Wenn man die Archivordner einer Automarke in die Hände bekommt, macht man haarsträubende Erfahrungen. Denn man ist auf der Suche nach bisher ungesehenen Fotos und lange verschollenen Prototypen. Stellen Sie sich vor, wie aufgeregt wir waren, als wir auf das riesige Archiv von Nissan stießen.

Um die Ursprünge von Nissan zu erforschen, müssen wir die Uhr um sage und schreibe 114 Jahre zurückdrehen. Eine Zeit, in der in Europa und den USA Marken wie Daimler, Benz und Chevrolet mit der Produktion eigener Pkw für die breite Masse begannen. In Japan legte das Modell DAT den Grundstein für die Marken Datsun und Nissan. Der 1912 in Produktion gegangene DAT war der erste von einem japanischen Automobilhersteller produzierte Pkw. Nach Unterbrechungen durch den Ersten Weltkrieg ging es nach 1918 mit Fusionen und immer wieder neuen Entscheidern weiter, bis schließlich 1934 offiziell die Nissan Motor Company Ltd den Bau von Pkw unter dem Markennamen Datsun aufnahm. Im April 1935 war die Montagelinie im neu errichteten Werk Yokohama komplett; es galt damals als das größte und modernste seiner Art in Japan. Die Reihe von Nissan-Modellen, die den Automobilbau für immer verändern sollten, begann aber erst gegen Ende der 1960er-Jahre – speziell mit der Vorstellung des ersten Datsun 240 Z. Dank solcher heute als Ikonen geltender Modelle und erfolgreicher Export-Anstrengungen in Nordamerika und Europa samt dort errichteter Transplants (Werke) galten die seit Anfang der 80er-Jahre als Nissan statt Datsun vermarkteten Modelle bald nicht mehr nur als besonders robust. Sondern auch als sportlich bis renntauglich, von schräg bis ganz wunderbar. Wir haben tief in den Archiven gestöbert, um Ihnen einige Kuriositäten, die aus dieser Phase hoher Kreativität hervorgingen, zu präsentieren. Die Sie vielleicht noch nie gesehen haben!

Nissan EXA „Canopy“ (1986)

Wir beginnen unsere Reise tief in der wohl experimentierfreudigsten Ära Nissans. In der man darauf erpicht war, Fahrern, die von Nissan fast selbstverständlich höchste Zuverlässigkeit und Benutzerfreundlichkeit erwarteten, auch Autos mit Pfiff und Emotionen anzubieten. Der Pulsar oder EXA war ein Paradebeispiel für diese Vorliebe für Skurrilität. 
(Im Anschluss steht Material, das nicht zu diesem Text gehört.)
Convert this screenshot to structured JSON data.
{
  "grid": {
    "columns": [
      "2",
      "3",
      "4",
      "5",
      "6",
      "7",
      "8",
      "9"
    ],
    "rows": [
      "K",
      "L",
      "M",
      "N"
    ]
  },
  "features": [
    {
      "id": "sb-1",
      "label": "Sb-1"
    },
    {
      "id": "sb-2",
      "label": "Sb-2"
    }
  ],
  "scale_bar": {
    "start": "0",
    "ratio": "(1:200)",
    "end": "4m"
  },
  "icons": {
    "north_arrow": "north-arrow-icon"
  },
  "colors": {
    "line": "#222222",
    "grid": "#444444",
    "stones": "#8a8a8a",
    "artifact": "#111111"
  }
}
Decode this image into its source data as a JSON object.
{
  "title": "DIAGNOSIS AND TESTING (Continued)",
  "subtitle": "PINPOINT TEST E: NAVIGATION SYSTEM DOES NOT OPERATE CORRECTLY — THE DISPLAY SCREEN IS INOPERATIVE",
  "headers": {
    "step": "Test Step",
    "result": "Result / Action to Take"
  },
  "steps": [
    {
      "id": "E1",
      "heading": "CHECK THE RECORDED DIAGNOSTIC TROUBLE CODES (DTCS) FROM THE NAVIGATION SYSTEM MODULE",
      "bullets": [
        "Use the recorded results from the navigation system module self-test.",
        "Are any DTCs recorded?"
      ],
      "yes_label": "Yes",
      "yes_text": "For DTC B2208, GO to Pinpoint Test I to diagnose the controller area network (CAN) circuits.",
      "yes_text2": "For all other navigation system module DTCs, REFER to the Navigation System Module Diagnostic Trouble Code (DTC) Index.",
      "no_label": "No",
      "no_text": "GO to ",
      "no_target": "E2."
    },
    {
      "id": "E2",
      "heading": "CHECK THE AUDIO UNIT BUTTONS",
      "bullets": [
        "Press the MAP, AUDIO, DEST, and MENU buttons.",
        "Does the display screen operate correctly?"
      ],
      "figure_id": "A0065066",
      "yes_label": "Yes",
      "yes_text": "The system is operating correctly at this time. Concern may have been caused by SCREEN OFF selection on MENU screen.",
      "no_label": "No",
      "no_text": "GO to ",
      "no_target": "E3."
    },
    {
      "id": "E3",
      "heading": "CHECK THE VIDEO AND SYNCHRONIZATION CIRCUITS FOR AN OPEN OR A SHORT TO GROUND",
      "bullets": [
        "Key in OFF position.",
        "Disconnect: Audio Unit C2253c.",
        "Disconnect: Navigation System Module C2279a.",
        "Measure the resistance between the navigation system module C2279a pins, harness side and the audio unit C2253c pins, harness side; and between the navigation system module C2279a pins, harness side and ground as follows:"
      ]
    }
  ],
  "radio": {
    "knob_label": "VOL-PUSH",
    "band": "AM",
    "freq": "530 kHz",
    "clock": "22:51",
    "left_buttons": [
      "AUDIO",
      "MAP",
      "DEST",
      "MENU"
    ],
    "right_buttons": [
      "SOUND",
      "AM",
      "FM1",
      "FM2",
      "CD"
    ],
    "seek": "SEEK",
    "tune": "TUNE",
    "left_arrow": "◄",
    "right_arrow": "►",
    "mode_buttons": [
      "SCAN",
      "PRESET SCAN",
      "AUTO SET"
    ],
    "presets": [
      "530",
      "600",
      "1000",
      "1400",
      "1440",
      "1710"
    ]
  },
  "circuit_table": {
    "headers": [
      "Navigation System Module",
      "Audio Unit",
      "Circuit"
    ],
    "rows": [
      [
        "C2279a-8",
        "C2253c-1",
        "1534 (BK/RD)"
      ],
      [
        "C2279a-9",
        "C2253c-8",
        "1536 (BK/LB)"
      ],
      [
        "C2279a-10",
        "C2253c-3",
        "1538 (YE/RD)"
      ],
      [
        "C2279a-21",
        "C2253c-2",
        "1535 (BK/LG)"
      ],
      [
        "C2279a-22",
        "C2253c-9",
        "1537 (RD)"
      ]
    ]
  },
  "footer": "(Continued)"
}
In seiner dritten und 1986 auf den Markt gekommenen Pulsar-Generation verblüffte die „Canopy“-Variante die Welt mit einer Konstruktion, die Stufenheck-Coupé, Kombi und Targa in einem Modell vereinte. Man konnte sich beim Händler einen verglasten Kombi-Aufbau kaufen, der den herkömmlichen Kofferraumdeckel samt Heckscheibe ersetzte. So wurde das zweisitzige Sportcoupé mit wenigen Handgriffen zum Kombi, oder, wie man heute sagen würde: Shooting Break oder Sportback. Zusätzlich ließen sich auch die beiden Dachhälften (T-Top-Roof) entfernen, was das Frischluftvergnügen und den Coolness-Faktor um ein Vielfaches potenzierte.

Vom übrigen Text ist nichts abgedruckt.